Adopté en réunion plénière du 8 décembre 2020 (version PDF)
Description de la saisine
Le 16 août 2020, le CDJM a été saisi par MM. Bastien Pérard, Romain Pommerolle et Nicolas Brun concernant le contenu d’une séquence diffusée le 14 août 2020 à 6 h 30 dans la matinale de BFM TV, également publiée en ligne au sein d’un article titré « Seine-Saint-Denis: une infirmière violemment frappée après avoir demandé à deux jeunes de porter un masque ». Les trois saisines ont été regroupées.
Les requérants motivent ainsi leurs saisines du CDJM : ils reprochent à la chaîne d’avoir diffusé une version partielle, voire partiale, du témoignage de Rachid Chabouni, agent de surveillance de la voie publique, décrivant l’agression d’une infirmière par deux individus dans un bus à Neuilly-sur-Marne (Seine-Saint-Denis) alors qu’elle leur avait demandé de porter un masque. Un des requérants, monsieur Pommerolle, résume ainsi le grief : « La chaîne a volontairement coupé un passage du témoignage du témoin pour enlever les mots “de type africain” » pour qualifier les agresseurs.
Recevabilité
Cette saisine est recevable selon les critères définis aux articles 1 et 2 du règlement intérieur du CDJM.
Règles déontologiques concernées
Les textes déontologiques auxquels le CDJM se réfère précisent les obligations du journaliste :
- Il « tient l’esprit critique, la véracité, l’exactitude, l’intégrité, l’équité, l’impartialité, pour les piliers de l’action journalistique ; tient l’accusation sans preuve, l’intention de nuire, l’altération des documents, la déformation des faits, le détournement d’images, le mensonge, la manipulation, la censure et l’autocensure, la non-vérification des faits, pour les plus graves dérives professionnelles », selon la Charte d’éthique professionnelle des journalistes (SNJ, 1918/1938/2011).
- Il « exerce la plus grande vigilance avant de diffuser des informations d’où qu’elles viennent », selon la Charte d’éthique professionnelle des journalistes (SNJ, 1918/1938/2011).
- Il « publie seulement les informations dont l’origine est connue ou les accompagne, si c’est nécessaire, des réserves qui s’imposent ; ne supprime pas les informations essentielles et n’altère pas les textes et les documents », selon la Déclaration des droits et devoirs des journalistes (Munich, 1971, devoir n° 3).
- Il « veillera à ce que la diffusion d’une information ou d’une opinion ne contribue pas à nourrir la haine ou les préjugés et fera son possible pour éviter de faciliter la propagation de discriminations fondées sur l’origine géographique, raciale, sociale ou ethnique, le genre, les mœurs sexuelles, la langue, le handicap, la religion et les opinions politiques », selon la Charte d’éthique mondiale des journalistes (FIJ, 2019, devoir n° 9).
Réponse du média mis en cause
Par courrier du 21 octobre 2020, le CDJM a informé de cette saisine Mem Céline Pigalle, directrice de la rédaction de BFM TV, et l’a invitée à faire connaître ses observations comme le prévoit le règlement intérieur du CDJM. Aucune réponse n’est parvenue au CDJM.
Analyse du CDJM
Le sujet du reportage en cause porte sur les tensions provoquées par le port du masque.

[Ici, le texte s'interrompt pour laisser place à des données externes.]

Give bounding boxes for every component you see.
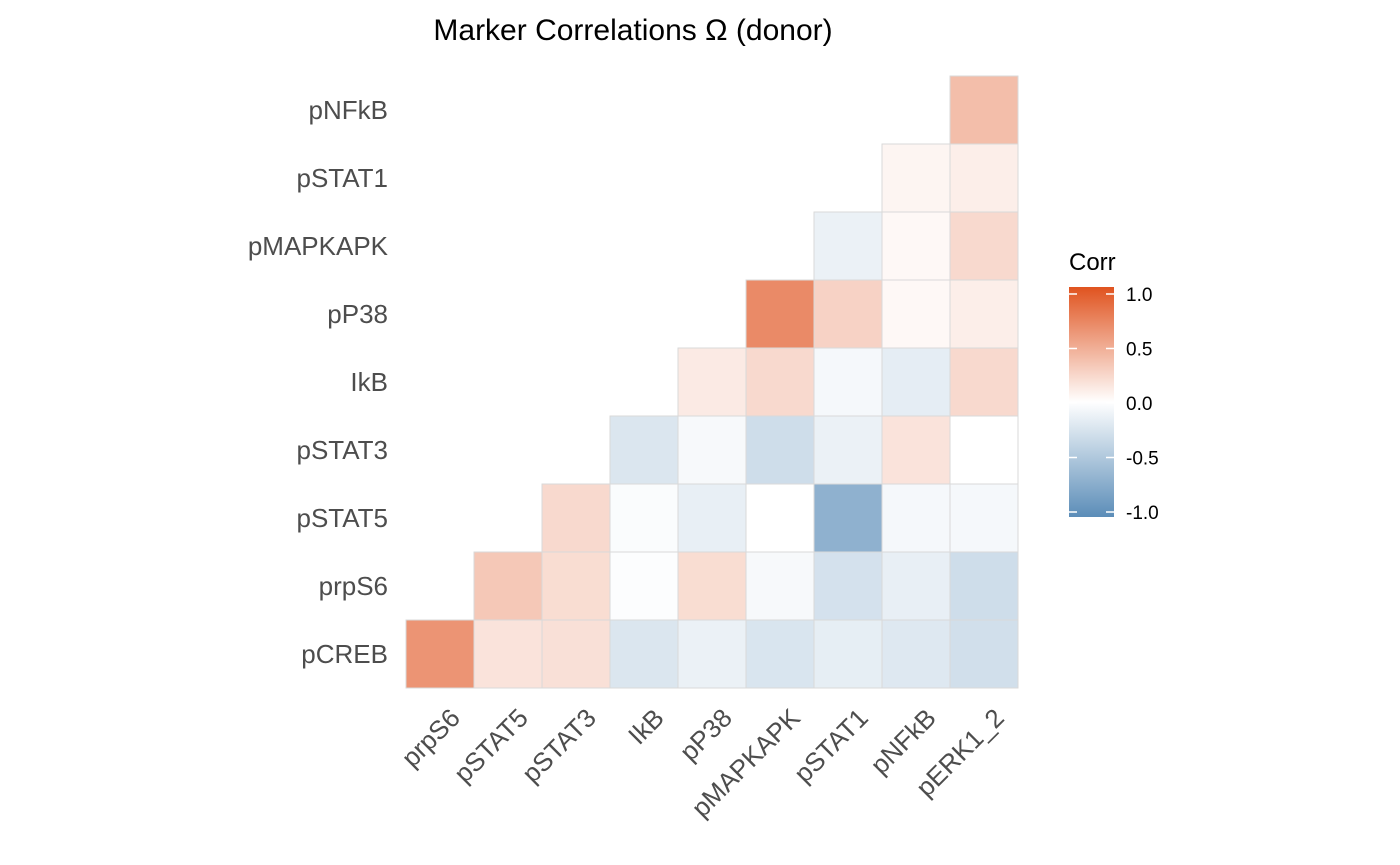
heatmap-cell-pMAPKAPK-pSTAT1 xyxy=(813,211,883,281)
column-label-pSTAT5: pSTAT5 xyxy=(448,703,534,789)
heatmap-cell-pCREB-pSTAT1 xyxy=(813,619,883,689)
legend-tick-label: -0.5 xyxy=(1126,449,1159,470)
heatmap-cell-pCREB-pMAPKAPK xyxy=(745,619,815,689)
heatmap-cell-pP38-pMAPKAPK xyxy=(745,279,815,349)
heatmap-cell-pP38-pNFkB xyxy=(881,279,951,349)
row-label-prpS6: prpS6 xyxy=(319,571,388,601)
heatmap-cell-IkB-pMAPKAPK xyxy=(745,347,815,417)
heatmap-cell-pCREB-pSTAT3 xyxy=(541,619,611,689)
color-legend: Corr 1.0 0.5 0.0 -0.5 -1.0 xyxy=(1069,249,1159,524)
row-label-pSTAT1: pSTAT1 xyxy=(296,163,388,193)
heatmap-cell-prpS6-pSTAT3 xyxy=(541,551,611,621)
heatmap-cell-pP38-pERK1_2 xyxy=(949,279,1019,349)
heatmap-cell-IkB-pNFkB xyxy=(881,347,951,417)
heatmap-cell-prpS6-pERK1_2 xyxy=(949,551,1019,621)
heatmap-cell-pSTAT5-pNFkB xyxy=(881,483,951,553)
heatmap-cell-pP38-pSTAT1 xyxy=(813,279,883,349)
heatmap-cell-pSTAT3-pNFkB xyxy=(881,415,951,485)
heatmap-cell-pNFkB-pERK1_2 xyxy=(949,75,1019,145)
heatmap-cell-pSTAT1-pNFkB xyxy=(881,143,951,213)
legend-tick-label: -1.0 xyxy=(1126,503,1159,524)
heatmap-cell-pSTAT5-pERK1_2 xyxy=(949,483,1019,553)
legend-color-bar xyxy=(1069,287,1114,517)
heatmap-cell-pCREB-pP38 xyxy=(677,619,747,689)
heatmap-cell-prpS6-pMAPKAPK xyxy=(745,551,815,621)
heatmap-cell-pSTAT5-pMAPKAPK xyxy=(745,483,815,553)
row-label-pCREB: pCREB xyxy=(301,639,388,669)
legend-tick-label: 0.0 xyxy=(1126,394,1152,415)
legend-tick-label: 0.5 xyxy=(1126,340,1152,361)
column-label-pSTAT3: pSTAT3 xyxy=(516,703,602,789)
heatmap-cell-pSTAT3-pMAPKAPK xyxy=(745,415,815,485)
heatmap-cell-prpS6-pSTAT1 xyxy=(813,551,883,621)
row-label-IkB: IkB xyxy=(350,367,388,397)
row-label-pNFkB: pNFkB xyxy=(309,95,388,125)
row-label-pP38: pP38 xyxy=(327,299,388,329)
row-label-pSTAT5: pSTAT5 xyxy=(296,503,388,533)
heatmap-cell-pMAPKAPK-pERK1_2 xyxy=(949,211,1019,281)
heatmap-cell-pSTAT5-IkB xyxy=(609,483,679,553)
heatmap-cell-pSTAT3-IkB xyxy=(609,415,679,485)
heatmap-cell-pCREB-pNFkB xyxy=(881,619,951,689)
heatmap-cell-prpS6-IkB xyxy=(609,551,679,621)
row-label-pMAPKAPK: pMAPKAPK xyxy=(248,231,389,261)
heatmap-cell-pSTAT3-pP38 xyxy=(677,415,747,485)
heatmap-cell-pCREB-pERK1_2 xyxy=(949,619,1019,689)
heatmap-cell-pSTAT5-pSTAT3 xyxy=(541,483,611,553)
heatmap-cell-IkB-pP38 xyxy=(677,347,747,417)
legend-title: Corr xyxy=(1069,249,1116,276)
chart-title: Marker Correlations Ω (donor) xyxy=(433,14,832,47)
heatmap-cell-pSTAT5-pSTAT1 xyxy=(813,483,883,553)
legend-ticks: 1.0 0.5 0.0 -0.5 -1.0 xyxy=(1069,285,1159,524)
heatmap-cell-prpS6-pNFkB xyxy=(881,551,951,621)
heatmap-cell-pSTAT5-pP38 xyxy=(677,483,747,553)
heatmap-cell-IkB-pSTAT1 xyxy=(813,347,883,417)
row-labels: pCREB prpS6 pSTAT5 pSTAT3 IkB pP38 pMAPKAPK pST… xyxy=(248,95,389,669)
heatmap-cell-pSTAT1-pERK1_2 xyxy=(949,143,1019,213)
column-label-pSTAT1: pSTAT1 xyxy=(788,703,874,789)
heatmap-cell-pMAPKAPK-pNFkB xyxy=(881,211,951,281)
heatmap-cell-prpS6-pP38 xyxy=(677,551,747,621)
heatmap-cell-pSTAT3-pSTAT1 xyxy=(813,415,883,485)
heatmap-cell-pCREB-prpS6 xyxy=(405,619,475,689)
heatmap-cell-pCREB-pSTAT5 xyxy=(473,619,543,689)
heatmap-cell-IkB-pERK1_2 xyxy=(949,347,1019,417)
heatmap-cell-prpS6-pSTAT5 xyxy=(473,551,543,621)
heatmap-cell-pCREB-IkB xyxy=(609,619,679,689)
column-label-IkB: IkB xyxy=(622,703,670,751)
heatmap-cell-pSTAT3-pERK1_2 xyxy=(949,415,1019,485)
row-label-pSTAT3: pSTAT3 xyxy=(296,435,388,465)
column-label-pP38: pP38 xyxy=(674,703,738,767)
heatmap-cells xyxy=(405,75,1019,689)
legend-tick-label: 1.0 xyxy=(1126,285,1152,306)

Plusieurs incidents du même ordre ont eu lieu dans les jours précédant sa diffusion, comme l’indique le présentateur de BFM TV, impliquant toutes sortes de personnes. Le témoignage diffusé explique clairement que l’attitude des agresseurs de l’infirmière est motivée par une remarque sur leur absence de masques. L’information essentielle est exposée complètement.
Si l’indication faisant notamment référence à la couleur de peau peut être parfois un élément d’information nécessaire au même titre que l’âge ou la profession, ce n’est pas le cas ici. Préciser que les agresseurs sont « de type africain » n’apporte aucun élément utile ni à l’exposé ni à la compréhension des faits.
La responsabilité du journaliste est d’informer le public tout en se conformant aux règles de déontologie de la profession.
En l’occurrence, enlever au montage la mention « de type africain » est une décision responsable qui contribue à ne pas stigmatiser un groupe ou une communauté, à ne pas nourrir la haine ou les préjugés. Ce ne peut pas être considéré comme une altération des faits ou comme une censure. Il n’y a pas atteinte à l’exactitude et à la véracité de l’information.
Conclusion
Réuni en séance plénière le 8 décembre 2020, le CDJM a considéré qu’en supprimant la mention « de type africain » ou celle sur la couleur de peau de délinquants présumés, BFM TV a réalisé et diffusé un reportage respectant les règles déontologiques en vigueur.
La saisine est déclarée non fondée.
Cette décision a été prise par consensus des membres présents.